An increase in median sales price was once again experienced throughout parts of the Washington, D.C. region in August, according to the Long & Foster Real Estate Market Minute Report.
The median sale price for Washington, D.C. homes was $650,000 in August, which is 1% higher than in July. In August, the average sale price in Washington, D.C. was 100.4% of the average list price, which is similar compared to a year ago. The average number of days on the market was 26, also similar to a year ago.
We asked Larry “Boomer” Foster, president of Long & Foster Real Estate for his comments on what’s happening in the fall real estate market. “While inventory remains low, demand is still high and homes are selling near 100% of their list price, so it’s still a hot market,” said Foster. “Normally in the fall, there are not as many homes on the market as there are from January to Mother’s Day.”
Foster stated real estate is hyper-local, but in and around the D.C. area, even where inventory is shrinking, it’s not shrinking at rates of 50% to 70% as it did in the past – so it’s a lot healthier market for buyers and sellers.

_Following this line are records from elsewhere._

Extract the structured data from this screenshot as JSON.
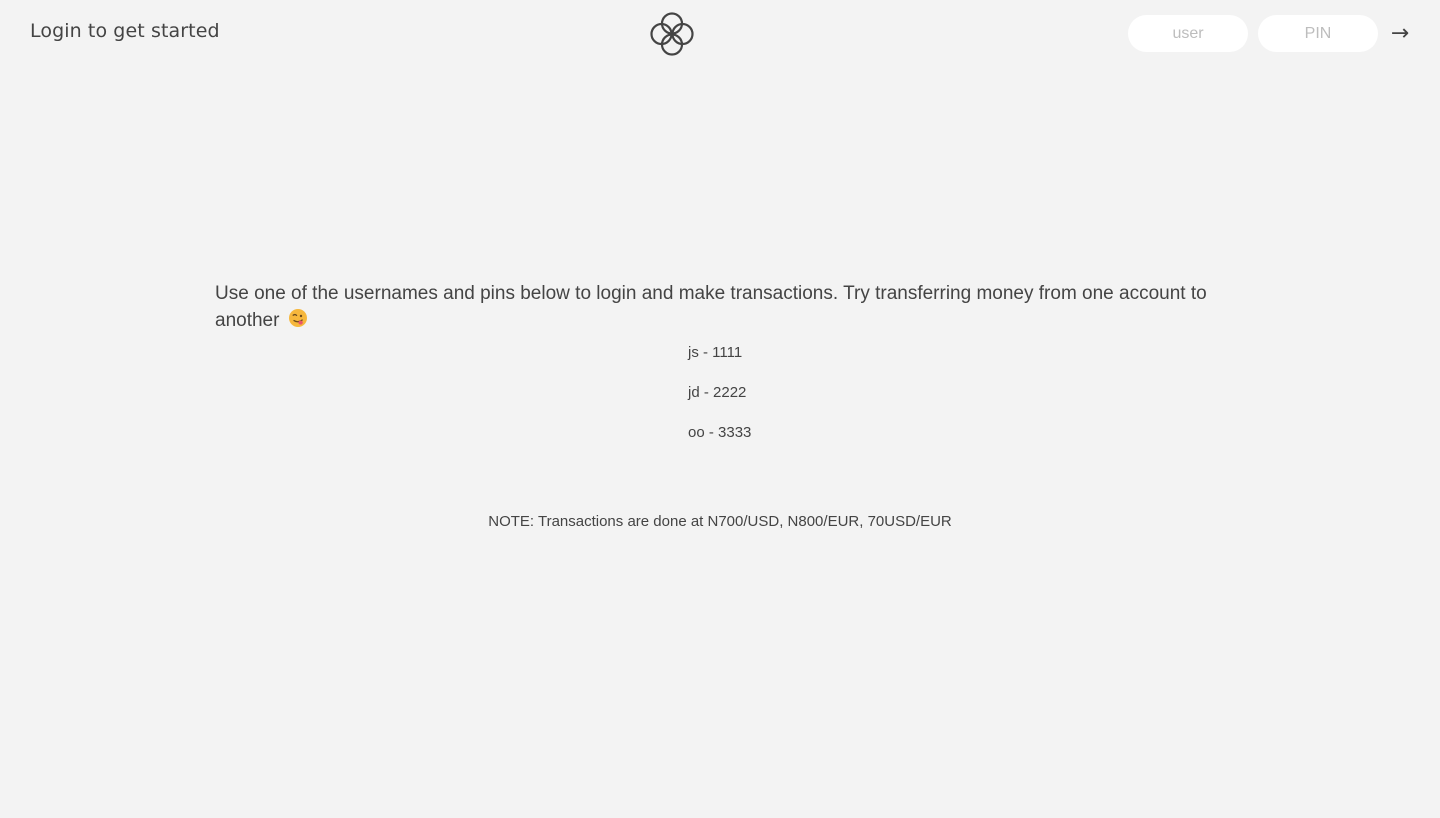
{
  "nav": {
    "welcome": "Login to get started",
    "logo_icon": "bankist-logo-icon",
    "user_placeholder": "user",
    "pin_placeholder": "PIN",
    "login_label": "→"
  },
  "main": {
    "intro": "Use one of the usernames and pins below to login and make transactions. Try transferring money from one account to another",
    "emoji_icon": "face-with-tongue-emoji-icon",
    "credentials": [
      "js - 1111",
      "jd - 2222",
      "oo - 3333"
    ],
    "note": "NOTE: Transactions are done at N700/USD, N800/EUR, 70USD/EUR"
  },
  "colors": {
    "background": "#f3f3f3",
    "text": "#444444",
    "input_bg": "#ffffff",
    "placeholder": "#bdbdbd",
    "emoji": "#f6b73c"
  }
}
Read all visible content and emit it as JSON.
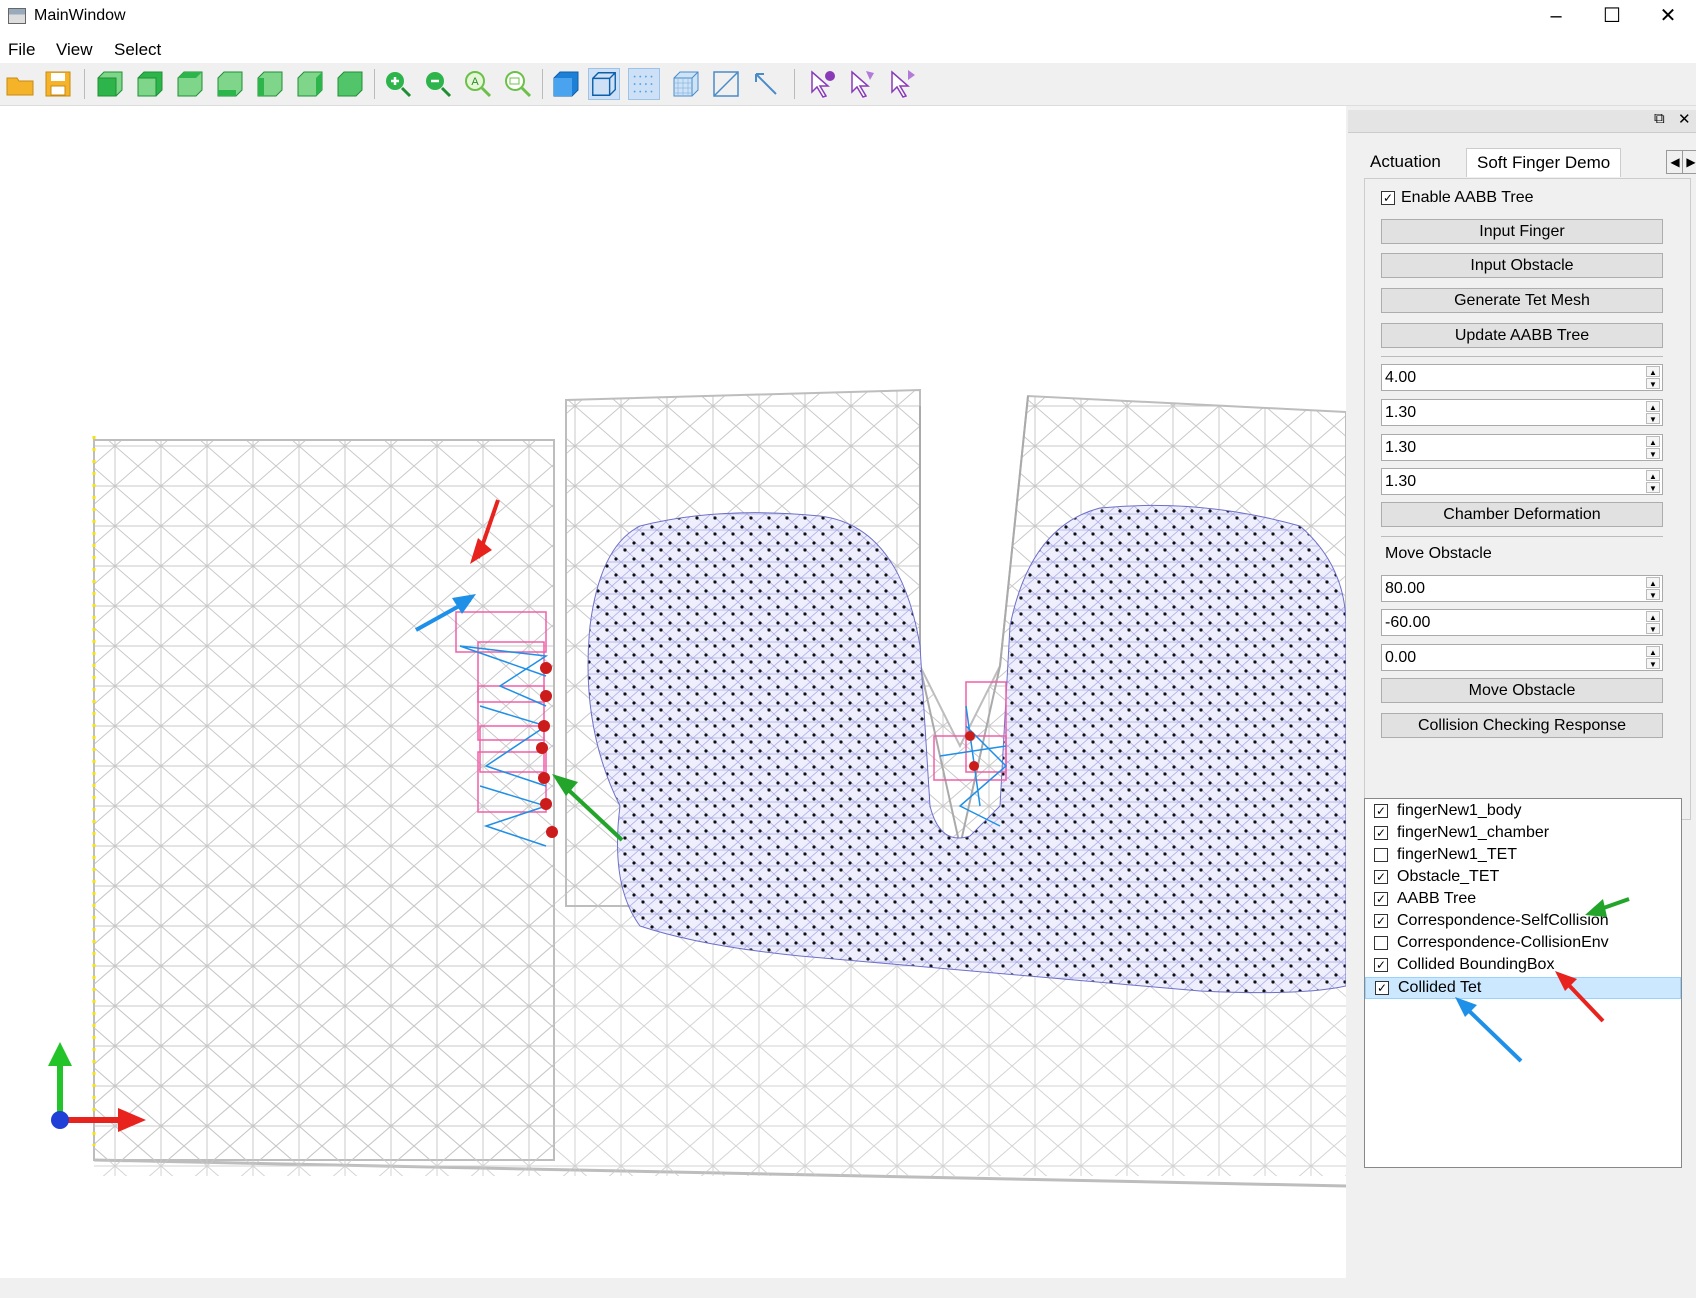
{
  "window": {
    "title": "MainWindow"
  },
  "menu": {
    "file": "File",
    "view": "View",
    "select": "Select"
  },
  "toolbar": {
    "icons": [
      "open-folder-icon",
      "save-icon",
      "view-front-icon",
      "view-back-icon",
      "view-top-icon",
      "view-bottom-icon",
      "view-left-icon",
      "view-right-icon",
      "view-iso-icon",
      "zoom-in-icon",
      "zoom-out-icon",
      "zoom-auto-icon",
      "zoom-window-icon",
      "shade-mode-icon",
      "wireframe-mode-icon",
      "point-mode-icon",
      "mesh-mode-icon",
      "edge-mode-icon",
      "arrow-mode-icon",
      "select-node-icon",
      "select-face-icon",
      "select-fix-icon"
    ]
  },
  "tabs": {
    "prev": "Actuation",
    "current": "Soft Finger Demo"
  },
  "panel": {
    "enable_aabb": "Enable AABB Tree",
    "input_finger": "Input Finger",
    "input_obstacle": "Input Obstacle",
    "generate_tet": "Generate Tet Mesh",
    "update_aabb": "Update AABB Tree",
    "spin1": "4.00",
    "spin2": "1.30",
    "spin3": "1.30",
    "spin4": "1.30",
    "chamber_deformation": "Chamber Deformation",
    "move_obstacle_label": "Move Obstacle",
    "move_x": "80.00",
    "move_y": "-60.00",
    "move_z": "0.00",
    "move_obstacle_btn": "Move Obstacle",
    "collision_btn": "Collision Checking Response"
  },
  "layers": [
    {
      "label": "fingerNew1_body",
      "checked": true
    },
    {
      "label": "fingerNew1_chamber",
      "checked": true
    },
    {
      "label": "fingerNew1_TET",
      "checked": false
    },
    {
      "label": "Obstacle_TET",
      "checked": true
    },
    {
      "label": "AABB Tree",
      "checked": true
    },
    {
      "label": "Correspondence-SelfCollision",
      "checked": true
    },
    {
      "label": "Correspondence-CollisionEnv",
      "checked": false
    },
    {
      "label": "Collided BoundingBox",
      "checked": true
    },
    {
      "label": "Collided Tet",
      "checked": true
    }
  ],
  "colors": {
    "accent_selected": "#cce8ff",
    "annotation_red": "#e8231e",
    "annotation_blue": "#1e90e8",
    "annotation_green": "#22a52a"
  }
}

“Home prices have moderated but have not declined,” said Foster. “When we see more homes on the market than demand, then we’ll see prices moderate even more.”
Inflation has increased, causing the cost of goods to rise. We asked Foster for his thoughts on what impact, if any, inflation is having on the housing market. “When we see a rise in the price of goods, homes, and interest rates all at the same time, would-be buyers will become renters,” said Foster. “Unless incomes keep up with inflation, many won’t be able to afford a home.”
The good news is interest rates are still low, creating a window of opportunity to lock in at today’s low rates for the long term, hedging inflation and taking advantage of the home’s appreciation in the years to come.